I am stuck in an attempt to pass an interpolating function that was generated from a PDE solved using NDSolveValue to a second call to NDSolveValue for a solution to a simple ODE. Here is my code for what I thought would work:
(*First solve the PDE*)
Subscript\[t, cyc\] = 15; d = 0.8; c0 = 0.01;
ic := c\[x, 0\] == 0.01;
bc1 := c\[0, t\] == 0.1;
bc2 := NeumannValue\[0, x == d\];
ics := s\[x, 0\] == 0;
csat = 0.1; v = 0.1; Tamb = 30;
Tadsf := Tamb + 6*t;
\[CapitalOmega\] = Line\[{{0}, {d}}\];
pdec = D\[c\[x, t\], t\] ==
bc2 + v*c\[x, t\]/csat*Tadsf/Tamb*D\[c\[x, t\], {x, 2}\]
solc = First@
NDSolveValue\[{pdec, bc1, ic}, {c}, {t, 0, Subscript\[t, cyc\]},
x \[Element\] \[CapitalOmega\], AccuracyGoal -\> 10,
PrecisionGoal -\> 10\]
(*Compute time derivative*)
mdotc = D\[solc\[x, t\], t\]
(*This line integral is what I was wanting to use in an ODE for NDSolve*)
imdotc\[t\_?NumericQ\] :=
1/d\*NIntegrate\[mdotc, {x, 0, d}, MaxRecursion -\> 50,
Method -\> "LocalAdaptive"\]
(*If you plot it, the function looks fine*)
Plot\[imdotc\[t\], {t, 0, Subscript\[t, cyc\]}, PlotRange -\> Full,
AxesLabel -\> Automatic\]
(*But if passed into this simple ODE, NIntegrate fails with many error messages*)
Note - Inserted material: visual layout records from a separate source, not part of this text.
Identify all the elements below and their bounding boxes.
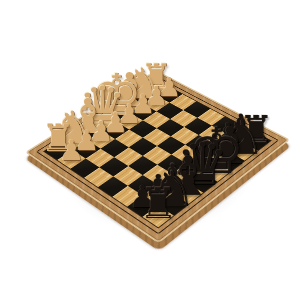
piece-white-pawn-a2[interactable]: ♟ bbox=[59, 137, 85, 165]
piece-black-rook-a8[interactable]: ♜ bbox=[139, 183, 177, 225]
pieces-layer: ♜♟♟♜♞♟♟♞♝♟♟♝♚♟♟♚♛♟♟♛♝♟♟♝♞♟♟♞♜♟♟♜ bbox=[0, 0, 300, 300]
chess-set-photo: ♜♟♟♜♞♟♟♞♝♟♟♝♚♟♟♚♛♟♟♛♝♟♟♝♞♟♟♞♜♟♟♜ bbox=[0, 0, 300, 300]
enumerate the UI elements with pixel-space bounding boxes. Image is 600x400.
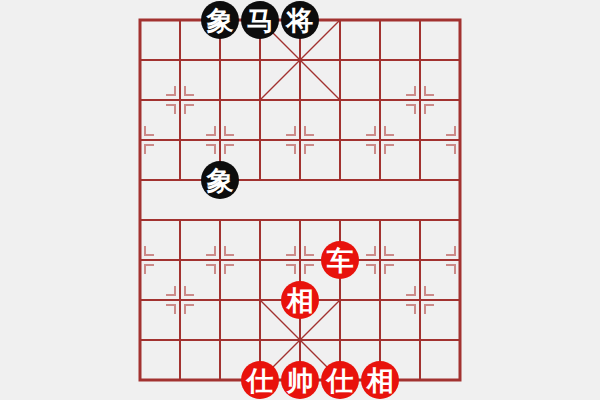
point-c2-r3[interactable] (200, 120, 240, 160)
point-c7-r6[interactable] (400, 240, 440, 280)
point-c7-r3[interactable] (400, 120, 440, 160)
point-c1-r8[interactable] (160, 320, 200, 360)
point-c2-r7[interactable] (200, 280, 240, 320)
point-c2-r8[interactable] (200, 320, 240, 360)
point-c0-r3[interactable] (120, 120, 160, 160)
point-c3-r0[interactable]: 马 (240, 0, 280, 40)
point-c5-r9[interactable]: 仕 (320, 360, 360, 400)
point-c1-r0[interactable] (160, 0, 200, 40)
point-c6-r4[interactable] (360, 160, 400, 200)
point-c7-r4[interactable] (400, 160, 440, 200)
piece-red-elephant-1[interactable]: 相 (281, 281, 319, 319)
point-c2-r4[interactable]: 象 (200, 160, 240, 200)
point-c2-r0[interactable]: 象 (200, 0, 240, 40)
piece-red-elephant-2[interactable]: 相 (361, 361, 399, 399)
point-c4-r3[interactable] (280, 120, 320, 160)
point-c8-r5[interactable] (440, 200, 480, 240)
point-c0-r5[interactable] (120, 200, 160, 240)
point-c3-r4[interactable] (240, 160, 280, 200)
piece-black-general[interactable]: 将 (281, 1, 319, 39)
point-c0-r0[interactable] (120, 0, 160, 40)
point-c2-r5[interactable] (200, 200, 240, 240)
point-c1-r2[interactable] (160, 80, 200, 120)
point-c3-r5[interactable] (240, 200, 280, 240)
point-c5-r7[interactable] (320, 280, 360, 320)
point-c6-r9[interactable]: 相 (360, 360, 400, 400)
piece-black-horse[interactable]: 马 (241, 1, 279, 39)
point-c8-r9[interactable] (440, 360, 480, 400)
point-c3-r2[interactable] (240, 80, 280, 120)
point-c4-r0[interactable]: 将 (280, 0, 320, 40)
point-c7-r8[interactable] (400, 320, 440, 360)
point-c7-r9[interactable] (400, 360, 440, 400)
point-c6-r0[interactable] (360, 0, 400, 40)
point-c0-r1[interactable] (120, 40, 160, 80)
point-c8-r6[interactable] (440, 240, 480, 280)
point-c1-r3[interactable] (160, 120, 200, 160)
point-c7-r0[interactable] (400, 0, 440, 40)
point-c8-r4[interactable] (440, 160, 480, 200)
point-c5-r2[interactable] (320, 80, 360, 120)
point-c4-r1[interactable] (280, 40, 320, 80)
point-c4-r6[interactable] (280, 240, 320, 280)
point-c6-r2[interactable] (360, 80, 400, 120)
point-c5-r0[interactable] (320, 0, 360, 40)
point-c5-r1[interactable] (320, 40, 360, 80)
xiangqi-app: 象马将象车相仕帅仕相 (0, 0, 600, 400)
point-c1-r4[interactable] (160, 160, 200, 200)
point-c4-r7[interactable]: 相 (280, 280, 320, 320)
point-c1-r6[interactable] (160, 240, 200, 280)
point-c7-r5[interactable] (400, 200, 440, 240)
point-c8-r3[interactable] (440, 120, 480, 160)
piece-red-advisor-2[interactable]: 仕 (321, 361, 359, 399)
point-c6-r8[interactable] (360, 320, 400, 360)
point-c2-r9[interactable] (200, 360, 240, 400)
point-c4-r4[interactable] (280, 160, 320, 200)
point-c4-r5[interactable] (280, 200, 320, 240)
point-c0-r9[interactable] (120, 360, 160, 400)
point-c8-r0[interactable] (440, 0, 480, 40)
point-c1-r9[interactable] (160, 360, 200, 400)
point-c0-r6[interactable] (120, 240, 160, 280)
point-c7-r7[interactable] (400, 280, 440, 320)
point-c4-r8[interactable] (280, 320, 320, 360)
point-c4-r9[interactable]: 帅 (280, 360, 320, 400)
point-c7-r2[interactable] (400, 80, 440, 120)
point-c3-r8[interactable] (240, 320, 280, 360)
point-c6-r5[interactable] (360, 200, 400, 240)
point-c2-r6[interactable] (200, 240, 240, 280)
point-c6-r7[interactable] (360, 280, 400, 320)
piece-red-general[interactable]: 帅 (281, 361, 319, 399)
point-c1-r1[interactable] (160, 40, 200, 80)
piece-black-elephant-2[interactable]: 象 (201, 161, 239, 199)
piece-red-chariot[interactable]: 车 (321, 241, 359, 279)
point-c4-r2[interactable] (280, 80, 320, 120)
point-c0-r7[interactable] (120, 280, 160, 320)
point-c5-r4[interactable] (320, 160, 360, 200)
point-c0-r2[interactable] (120, 80, 160, 120)
point-c3-r6[interactable] (240, 240, 280, 280)
point-c8-r8[interactable] (440, 320, 480, 360)
point-c5-r8[interactable] (320, 320, 360, 360)
point-c5-r5[interactable] (320, 200, 360, 240)
point-c0-r8[interactable] (120, 320, 160, 360)
point-c3-r1[interactable] (240, 40, 280, 80)
point-c0-r4[interactable] (120, 160, 160, 200)
point-c5-r6[interactable]: 车 (320, 240, 360, 280)
point-c8-r7[interactable] (440, 280, 480, 320)
board-grid: 象马将象车相仕帅仕相 (120, 0, 480, 400)
point-c2-r1[interactable] (200, 40, 240, 80)
point-c3-r3[interactable] (240, 120, 280, 160)
point-c5-r3[interactable] (320, 120, 360, 160)
piece-black-elephant-1[interactable]: 象 (201, 1, 239, 39)
piece-red-advisor-1[interactable]: 仕 (241, 361, 279, 399)
point-c2-r2[interactable] (200, 80, 240, 120)
point-c1-r5[interactable] (160, 200, 200, 240)
point-c3-r7[interactable] (240, 280, 280, 320)
point-c6-r6[interactable] (360, 240, 400, 280)
point-c1-r7[interactable] (160, 280, 200, 320)
point-c6-r1[interactable] (360, 40, 400, 80)
point-c7-r1[interactable] (400, 40, 440, 80)
point-c6-r3[interactable] (360, 120, 400, 160)
point-c8-r2[interactable] (440, 80, 480, 120)
point-c8-r1[interactable] (440, 40, 480, 80)
point-c3-r9[interactable]: 仕 (240, 360, 280, 400)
icTads := Tads\[0\] == 30;
vair = 0.5; dH = 400;
ode := D\[Tads\[t\], t\] == -vair\*(Tads\[t\] - Tamb) + dH\*imdotc\[t\]
solT = NDSolveValue\[{ode, icTads}, Tads, {t, 0, Subscript\[t, cyc\]}\]
I am probably doing something simple wrong and would appreciate any help. I was able to get a solution for the ODE by using Integrate instead of NIntegrate for the imdotc function. With that running in NDSolve, NIntegrate convergence failures after 9 recursive bisections are reported but the solve completes and the solT[t] solution looks OK. Because there are no options to increase the MaxRecursion in Integrate, there is no way to fix this.
Any advice on a better way to approach this would be appreciated.